Presidente tcheco reafirma oposição ao Tratado de Lisboa

Moscou, 14 out (Lusa) - O presidente da República Tcheca, Vaclav Klaus, declarou nesta quarta-feira em Moscou que não pretende assinar o Tratado de Lisboa em breve.

"As condições que apresentei para assinar o Tratado de Lisboa são muito sérias. Não tem fundamento a ideia de que eu posso esquecer as minhas objeções nos próximos dias", declarou Klaus após conversações com o seu colega russo, Dmitri Medvedev.

Numa entrevista coletiva conjunta, o presidente tcheco frisou que pretende que a República Tcheca, assim como a Polônia e o Reino Unido, não fique obrigada ao cumprimento da Carta de Direitos Fundamentais da UE no campo do respeito de alguns direitos trabalhistas.

"Não vejo razões nenhumas para enviar um sinal de Moscou à União Europeia... Eu expliquei ao senhor presidente que receio, e não só eu, o aprofundamento da integração no quadro da União Europeia. Para mim, trata-se de uma questão séria, vital e de princípio", acrescentou.

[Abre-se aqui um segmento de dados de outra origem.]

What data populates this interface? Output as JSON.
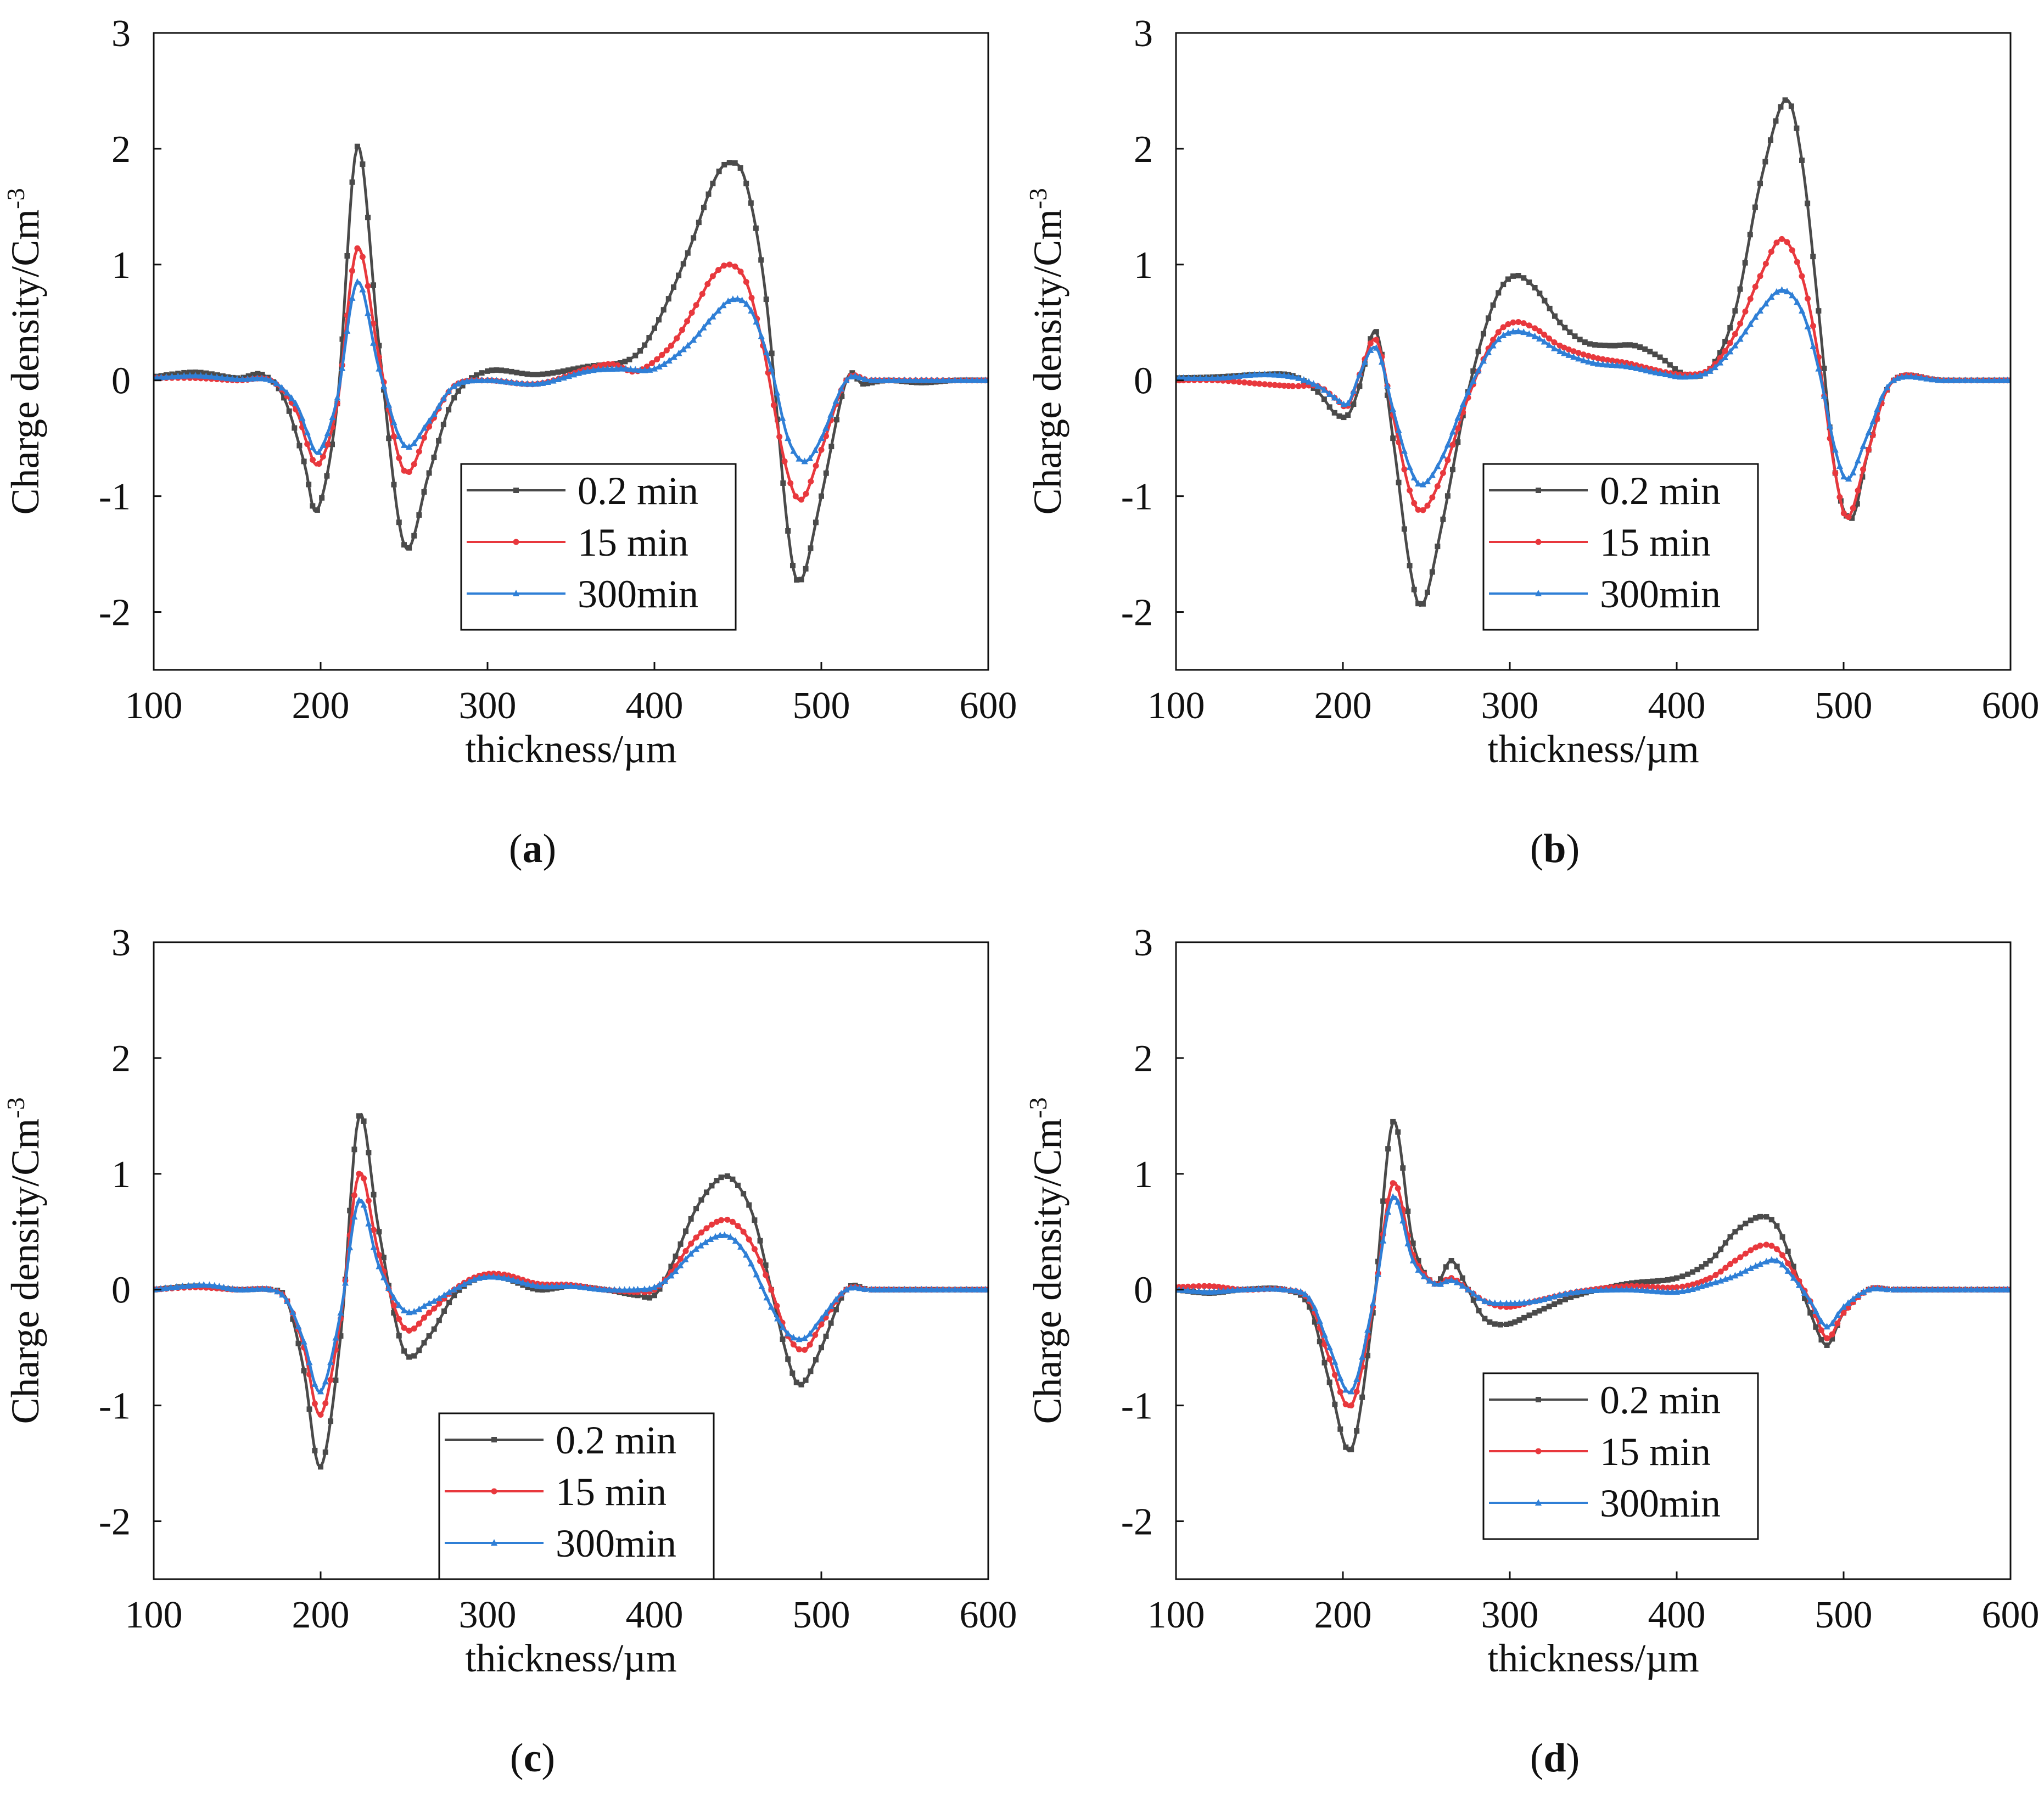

"Disse ao senhor presidente em que etapa das conversações com Bruxelas nos encontramos. Do meu ponto de vista, as condições que eu coloquei para assinar o tratado são sérias", concluiu Klaus.

O governo tcheco já assinou o Tratado de Lisboa e as duas câmaras do parlamento ratificaram o documento. Mas falta ainda a assinatura de Klaus.

O presidente da Comissão Europeia, José Manuel Durão Barroso, disse terça-feira esperar "que não sejam levantados obstáculos artificiais" à ratificação do Tratado de Lisboa pela República Tcheca, lembrando que a "boa fé e a cooperação leal são princípios da lei europeia".

Por sua vez, Dmitri Medvedev declarou que a Rússia não muda a sua posição em relação à criação de uma nova área para garantir a segurança na Europa, não obstante os Estados Unidos terem revisto o plano de instalação do sistema de defesa antimíssil na República Tcheca e Polônia.

"Não obstante a diminuição da tensão, não obstante a solução de uma série de questões, não obstante o reconhecimento do mundo atual multipolar por parte de jogadores internacionais significativos, penso ser valiosa a criação de semelhante área e iremos continuar a apoiar essa ideia", declarou Medvedev.

"A nossa posição é extremamente simples. Ela consiste em que nem todas as questões da garantia da segurança europeia podem ser resolvidas no âmbito dos institutos existentes, seja a UE, Otan, OSCE (Organização para a Segurança e Cooperação na Europa), CEI (Comunidade de Estados Independentes) para os países do antigo espaço soviético, Organização do Tratado de Segurança Coletiva. Penso que falta uma área comum para resolver essas questões", detalhou.

O presidente russo anunciou que, durante a visita de Vaclav Klaus a Moscou, serão assinados contratos no valor de "centenas de milhões de euros", acrescentando que, apesar da crise, as relações russo-tchecas "avançam bem".